The man representing the payday loans industry has boasted: Our customers love us.
Russell Hamblin-Boone, chief executive of trade body the Consumer Finance Association, made the bold claim as new curbs on the high-interest lenders were announced.
The new measures include stark warnings on all adverts, but stop short of capping the hefty interest rates charged by Wonga and co.
Asked on the BBC's Today programme whether people would ever learn to love the companies, Hamblin-Boone said: "Unfortunately I don't think we will every be in a position where everyone loves what we do - except our customers, of course."
Customer service surveys are always "very high" he claimed, adding: "Satisfaction levels of customers would be the envy of lots of parts of the financial services market."
But the show's next guest called that into question by pointing to a Citizen's Advice survey that found more than 75% of borrowers that asked for its advice had cause to complain to the Financial Services Ombudsman.
Campaigning Labour MP Stella Creasy, who has called for a cap on interest rates, said: "The Office of Fair Trading was so worried about your behaviour that it referred the entire industry to the Competition Commission."
It comes after it was revealed that four out of five borrowers were using the cash to pay for essentials like food.
"People aren't borrowing for luxuries", Creasy said.

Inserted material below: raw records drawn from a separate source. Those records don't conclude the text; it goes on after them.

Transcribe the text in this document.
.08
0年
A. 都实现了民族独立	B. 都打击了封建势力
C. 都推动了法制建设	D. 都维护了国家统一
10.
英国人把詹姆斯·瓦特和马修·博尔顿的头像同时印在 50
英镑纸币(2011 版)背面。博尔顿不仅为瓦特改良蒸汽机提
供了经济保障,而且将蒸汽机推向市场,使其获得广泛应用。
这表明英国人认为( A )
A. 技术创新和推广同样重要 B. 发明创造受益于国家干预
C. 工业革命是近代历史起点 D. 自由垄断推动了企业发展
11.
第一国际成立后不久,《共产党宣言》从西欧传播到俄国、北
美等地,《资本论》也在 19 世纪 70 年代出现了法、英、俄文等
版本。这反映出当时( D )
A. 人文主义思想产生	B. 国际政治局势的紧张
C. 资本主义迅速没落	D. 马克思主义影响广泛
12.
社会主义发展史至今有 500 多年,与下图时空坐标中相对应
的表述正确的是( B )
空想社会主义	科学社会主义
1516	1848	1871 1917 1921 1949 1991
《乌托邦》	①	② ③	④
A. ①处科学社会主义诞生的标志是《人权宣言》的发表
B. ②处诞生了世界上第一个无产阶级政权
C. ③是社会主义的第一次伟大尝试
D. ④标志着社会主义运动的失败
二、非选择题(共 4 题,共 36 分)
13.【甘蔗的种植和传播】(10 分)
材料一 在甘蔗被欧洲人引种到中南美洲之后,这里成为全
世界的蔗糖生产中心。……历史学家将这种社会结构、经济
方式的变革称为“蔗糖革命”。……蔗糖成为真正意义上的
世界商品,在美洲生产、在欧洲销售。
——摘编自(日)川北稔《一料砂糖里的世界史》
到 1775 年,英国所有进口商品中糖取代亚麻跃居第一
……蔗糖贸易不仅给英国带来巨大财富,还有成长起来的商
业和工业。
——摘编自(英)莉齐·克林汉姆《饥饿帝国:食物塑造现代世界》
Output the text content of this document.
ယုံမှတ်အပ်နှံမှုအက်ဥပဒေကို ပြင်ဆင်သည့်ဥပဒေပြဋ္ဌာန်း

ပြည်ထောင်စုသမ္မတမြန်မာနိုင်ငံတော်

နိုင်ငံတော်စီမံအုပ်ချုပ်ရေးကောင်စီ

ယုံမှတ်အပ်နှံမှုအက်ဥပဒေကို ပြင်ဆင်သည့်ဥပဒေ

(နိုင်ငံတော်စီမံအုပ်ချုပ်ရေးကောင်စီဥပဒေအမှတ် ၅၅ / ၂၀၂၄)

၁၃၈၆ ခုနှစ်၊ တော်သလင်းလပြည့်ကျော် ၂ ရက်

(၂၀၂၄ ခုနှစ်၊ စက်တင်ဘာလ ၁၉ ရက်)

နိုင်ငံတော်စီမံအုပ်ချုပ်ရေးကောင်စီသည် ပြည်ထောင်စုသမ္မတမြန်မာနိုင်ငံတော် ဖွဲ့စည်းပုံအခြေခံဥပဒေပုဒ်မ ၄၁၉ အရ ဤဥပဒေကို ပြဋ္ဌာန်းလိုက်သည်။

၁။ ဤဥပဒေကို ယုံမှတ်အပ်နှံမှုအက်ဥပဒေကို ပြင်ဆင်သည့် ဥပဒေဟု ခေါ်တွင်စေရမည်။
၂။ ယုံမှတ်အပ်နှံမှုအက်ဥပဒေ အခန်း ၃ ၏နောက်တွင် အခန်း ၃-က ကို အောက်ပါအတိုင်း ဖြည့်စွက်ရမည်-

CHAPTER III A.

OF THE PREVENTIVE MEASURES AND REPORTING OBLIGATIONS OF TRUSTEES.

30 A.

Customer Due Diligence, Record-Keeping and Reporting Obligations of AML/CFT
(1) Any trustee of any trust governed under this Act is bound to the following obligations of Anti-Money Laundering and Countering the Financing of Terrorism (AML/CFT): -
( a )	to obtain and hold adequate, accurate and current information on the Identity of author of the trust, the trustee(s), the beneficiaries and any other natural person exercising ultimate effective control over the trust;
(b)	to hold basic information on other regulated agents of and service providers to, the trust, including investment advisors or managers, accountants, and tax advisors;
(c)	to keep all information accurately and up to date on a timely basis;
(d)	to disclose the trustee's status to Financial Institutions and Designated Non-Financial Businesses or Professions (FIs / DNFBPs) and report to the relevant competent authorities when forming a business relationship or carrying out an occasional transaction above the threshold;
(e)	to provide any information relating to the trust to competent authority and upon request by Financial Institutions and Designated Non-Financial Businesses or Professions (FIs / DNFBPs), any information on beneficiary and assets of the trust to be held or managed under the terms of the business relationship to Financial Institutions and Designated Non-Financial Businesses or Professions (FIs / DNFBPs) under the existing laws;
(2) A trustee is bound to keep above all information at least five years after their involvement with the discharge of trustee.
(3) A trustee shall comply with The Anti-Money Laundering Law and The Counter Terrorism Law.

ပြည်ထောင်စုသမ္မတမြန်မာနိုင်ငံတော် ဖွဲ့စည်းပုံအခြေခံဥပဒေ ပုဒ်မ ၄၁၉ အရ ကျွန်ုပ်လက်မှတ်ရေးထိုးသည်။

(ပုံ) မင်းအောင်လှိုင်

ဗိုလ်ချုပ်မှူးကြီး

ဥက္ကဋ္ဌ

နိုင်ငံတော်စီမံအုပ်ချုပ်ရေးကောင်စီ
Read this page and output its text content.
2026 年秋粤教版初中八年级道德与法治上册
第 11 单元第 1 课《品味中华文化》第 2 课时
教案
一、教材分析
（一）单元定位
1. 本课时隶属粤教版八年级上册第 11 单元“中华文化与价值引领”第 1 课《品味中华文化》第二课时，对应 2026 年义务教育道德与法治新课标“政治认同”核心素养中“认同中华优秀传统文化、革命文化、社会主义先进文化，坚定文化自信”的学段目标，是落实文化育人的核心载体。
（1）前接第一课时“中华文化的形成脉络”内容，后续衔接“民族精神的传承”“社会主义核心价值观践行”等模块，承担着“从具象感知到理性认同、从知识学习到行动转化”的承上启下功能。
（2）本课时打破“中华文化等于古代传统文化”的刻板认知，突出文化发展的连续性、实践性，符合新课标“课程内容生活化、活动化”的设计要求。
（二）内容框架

She said the reforms announced by the Financial Conduct Authority did not go far enough, saying the industry had been "let off".
Under the new regime, payday companies will have carry out affordability checks and will only be able to roll over loans twice.
Information on where to get free help with debts must be given to every borrower who rolls over a loan and "clear risk warnings" must be displayed on all adverts and promotions along with details of debt advice.
Martin Wheatley, the FCA's chief executive, said the measures would mean customers could no longer grab a loan in just 10 minutes, and warned firms that "the clock is ticking".